Nevşehir ve İlçeleri Kültür Tanıtım Sitesi
  Tarihi Değerler Camiler
 

Tarihi Değerler Camiler
Merkez- KURŞUNLU CAMİİ
Camii Kebir (Kurşunlu) Camii kare planlı haremi ve mihrap önü bir iniş şeklinde güney duvarından çıkıntı yapan bir plan şemasına sahiptir. Yörede çıkartılan kalker taşlarından kesme taş örtülü beden duvarlarında, içte kubbeden gelen yüklerin alındığı kısımlarda sütun görünümü vermiş altı adet geniş yivli yarım daire kesitli pilastır, dışta da doğu ve batı duvarlarında aynı noktalarda ve kare planlı haremin güney doğu ve güneybatı köşelerinde iki yönde birer dikdörtgen kesitli pilastir bulunmaktadır. Haremin güney duvarında içteki pilastırlar dıştan mihrap önü nişi duvarlarıyla desteklenir.Haremin kuzey duvarındaysa kubbenin yüklerinin geldiği kısımlarda duvar kalınlığı genişleterek bir bölümünün içine mahfillere çıkan merdivenler yerleştirilmiştir. Mihrap önü nişi ve mahfillerin altında kalan kısımlar harem döşeme seviyesinden 15 cm. yükseltilerek döşeme seviyesinde de haremden ayrılmıştır.

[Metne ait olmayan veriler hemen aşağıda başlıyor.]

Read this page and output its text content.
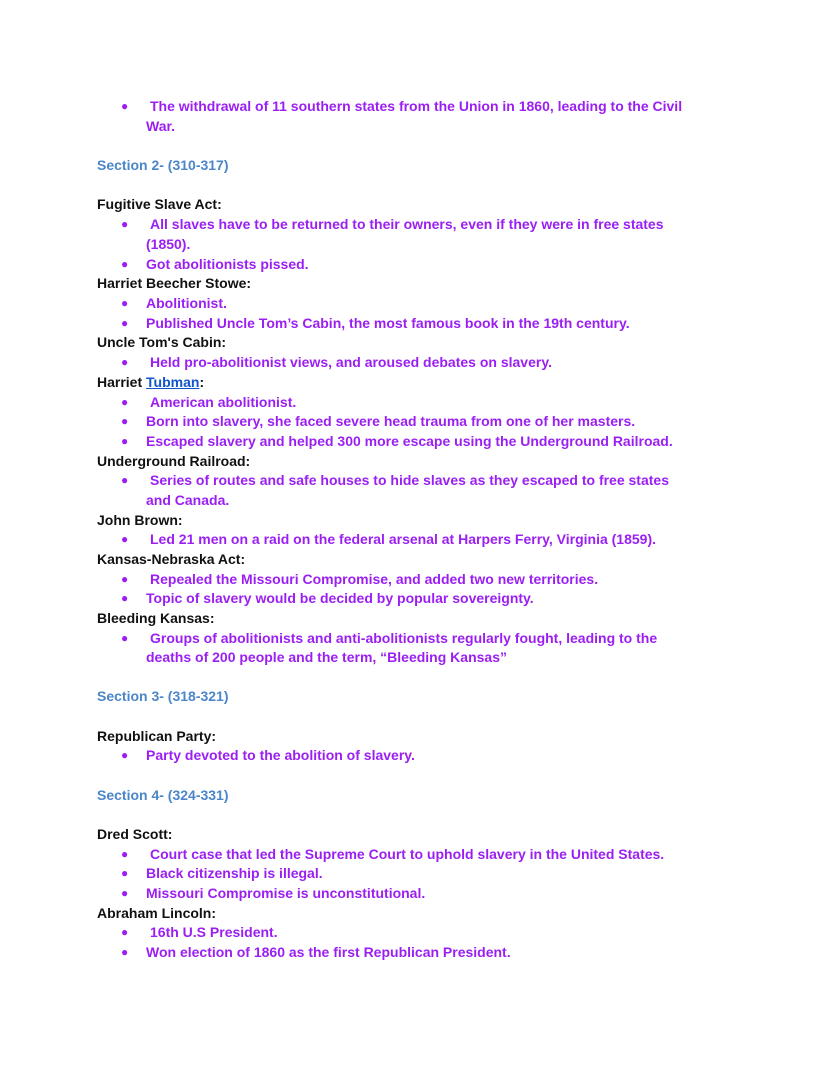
● The withdrawal of 11 southern states from the Union in 1860, leading to the Civil
War.
Section 2- (310-317)
Fugitive Slave Act:
● All slaves have to be returned to their owners, even if they were in free states
(1850).
● Got abolitionists pissed.
Harriet Beecher Stowe:
● Abolitionist.
● Published Uncle Tom’s Cabin, the most famous book in the 19th century.
Uncle Tom's Cabin:
● Held pro-abolitionist views, and aroused debates on slavery.
Harriet Tubman:
● American abolitionist.
● Born into slavery, she faced severe head trauma from one of her masters.
● Escaped slavery and helped 300 more escape using the Underground Railroad.
Underground Railroad:
● Series of routes and safe houses to hide slaves as they escaped to free states
and Canada.
John Brown:
● Led 21 men on a raid on the federal arsenal at Harpers Ferry, Virginia (1859).
Kansas-Nebraska Act:
● Repealed the Missouri Compromise, and added two new territories.
● Topic of slavery would be decided by popular sovereignty.
Bleeding Kansas:
● Groups of abolitionists and anti-abolitionists regularly fought, leading to the
deaths of 200 people and the term, “Bleeding Kansas”
Section 3- (318-321)
Republican Party:
● Party devoted to the abolition of slavery.
Section 4- (324-331)
Dred Scott:
● Court case that led the Supreme Court to uphold slavery in the United States.
● Black citizenship is illegal.
● Missouri Compromise is unconstitutional.
Abraham Lincoln:
● 16th U.S President.
● Won election of 1860 as the first Republican President.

Sekiz destekle taşınan kubbeye geniş tromplar ve aralarındaki pandantiflerle sağlanmıştır. Baş kemerleri sivri olan tromplar üst kısımlarına alçıyla mukarnaslı başlık yapılan yarım sütun görünümlü pilastırların üzerinden başlar. Trompun oturduğu iç köşe tromp başlangıcında alt kısmı düzlem üçgen olarak düzenlenmiş yaklaşık 75 cm. uzunluğunda bir lentoyladiyagonal yumuşatılmıştır. Dörtte bir küre şeklinde trompların tepe noktasında yaklaşık 1.00 m çapında yarım daire biçiminde bir kısım tromp yüzeyinden girinti yaparak bir yarım göbek oluşturur. Tromp baş kemerleri ve yan duvarlar üzerindeki kemerler arasına yerleştirilen pandantiflerle de kubbe eteğinin dairesel planı elde edilir. Geçiş bölgesinin üstünde, kubbe eteğinde içte bir dizi üst üste iç bükey ve dış bükey geniş profillerle elde edilen dar bir konsol üzerinde kubbe teği galerisi yeralır. Yarım küre kesitli kubbenin tepe noktasında külliyenin diğer yapılarındaki kubbelerde olduğu gibi kubbe yüzeyinden girinti yapan sekizgen bir göbek bulunur. Kubbenin başlangıç kısmına da dışta kubbe kasnağının orta noktasında yer alan sekiz pencere açılmıştır. Harem hacminden çıkıntı yapan mihrap önü mekanın örtüsü, tromp baş kemerlerinin eşi, kalın bir kemerin arkasından başlayan enine kesilmiş yarım aynalı tonozdur. Tonozun aynası, trompların tepesindeki yarım daire girinti kadar tonoz yüzeyinden içeridedir.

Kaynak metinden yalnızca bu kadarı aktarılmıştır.